BACKGROUND: Long-term follow-up of population-based randomized, controlled trials (RCTs) has demonstrated that screening for abdominal aortic aneurysms (AAAs) measuring 3 cm or greater decreases AAA-related mortality rates in men aged 65 years or older.

PURPOSE: To systematically review evidence about the benefits and harms of ultrasonography screening for AAAs in asymptomatic primary care patients.

DATA SOURCES: MEDLINE, the Database of Abstracts of Reviews of Effects, the Cochrane Central Register of Controlled Trials (January 2004 through January 2013), clinical trial registries, reference lists, experts, and a targeted bridge search for population-based screening RCTs through September 2013.

STUDY SELECTION: English-language, population-based, fair- to good-quality RCTs and large cohort studies for AAA screening benefits as well as RCTs and cohort and registry studies for harms in adults with AAA.

DATA EXTRACTION: Dual quality assessment and abstraction of study details and results.

DATA SYNTHESIS: Reviews of 4 RCTs involving 137,214 participants demonstrated that 1-time invitation for AAA screening in men aged 65 years or older reduced AAA rupture and AAA-related mortality rates for up to 10 and 15 years, respectively, but had no statistically significant effect on all-cause mortality rates up to 15 years.
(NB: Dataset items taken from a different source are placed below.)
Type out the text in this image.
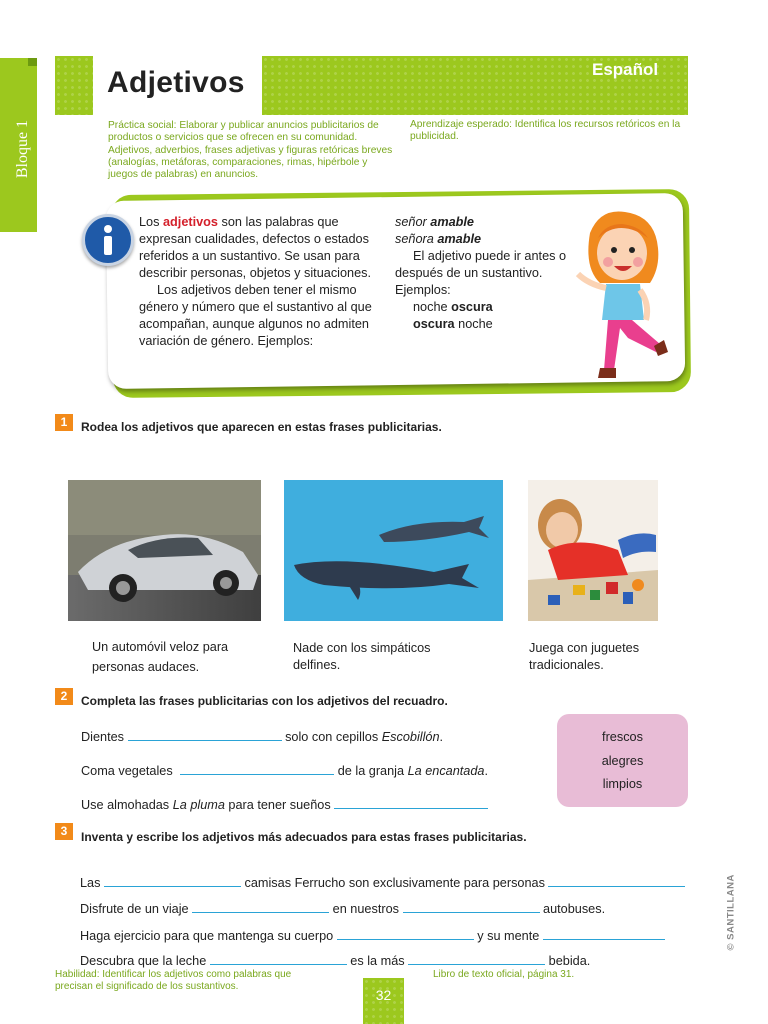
Bloque 1
Adjetivos	Español
Práctica social: Elaborar y publicar anuncios publicitarios de productos o servicios que se ofrecen en su comunidad. Adjetivos, adverbios, frases adjetivas y figuras retóricas breves (analogías, metáforas, comparaciones, rimas, hipérbole y juegos de palabras) en anuncios.
Aprendizaje esperado: Identifica los recursos retóricos en la publicidad.
Los adjetivos son las palabras que expresan cualidades, defectos o estados referidos a un sustantivo. Se usan para describir personas, objetos y situaciones.
Los adjetivos deben tener el mismo género y número que el sustantivo al que acompañan, aunque algunos no admiten variación de género. Ejemplos:
señor amable
señora amable
El adjetivo puede ir antes o después de un sustantivo. Ejemplos:
noche oscura
oscura noche
1	Rodea los adjetivos que aparecen en estas frases publicitarias.
Un automóvil veloz para personas audaces.
Nade con los simpáticos delfines.
Juega con juguetes tradicionales.
2	Completa las frases publicitarias con los adjetivos del recuadro.
Dientes	solo con cepillos Escobillón.
Coma vegetales	de la granja La encantada.
Use almohadas La pluma para tener sueños
frescos
alegres
limpios
3	Inventa y escribe los adjetivos más adecuados para estas frases publicitarias.
Las	camisas Ferrucho son exclusivamente para personas
Disfrute de un viaje	en nuestros	autobuses.
Haga ejercicio para que mantenga su cuerpo	y su mente
Descubra que la leche	es la más	bebida.
© SANTILLANA
Habilidad: Identificar los adjetivos como palabras que precisan el significado de los sustantivos.
Libro de texto oficial, página 31.
32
Screening was associated with more overall and elective surgeries but fewer emergency operations and lower 30-day operative mortality rates at up to 10- to 15-year follow-up. One RCT involving 9342 women showed that screening had no benefit on AAA-related or all-cause mortality rates.

LIMITATIONS: Trials included mostly white men outside of the United States. Information for subgroups and about rescreening was limited.

CONCLUSION: One-time invitation for AAA screening in men aged 65 years or older was associated with decreased AAA rupture and AAA-related mortality rates but had little or no effect on all-cause mortality rates.

PRIMARY FUNDING SOURCE: Agency for Healthcare Research and Quality.


Clinical Comments

Public Health

This is useful information: preventive efforts should be directed to more effective activities.

Surgery - Vascular

This is an important Review. Nevertheless, it includes papers related to old epidemiological data. Recently, UK screening program for AAA identified a low prevalence of that vascular disorder probably due to improved and healthy behavior (less smoking, statin use,...). It could be beneficial to increase the age threshold up to 70 y.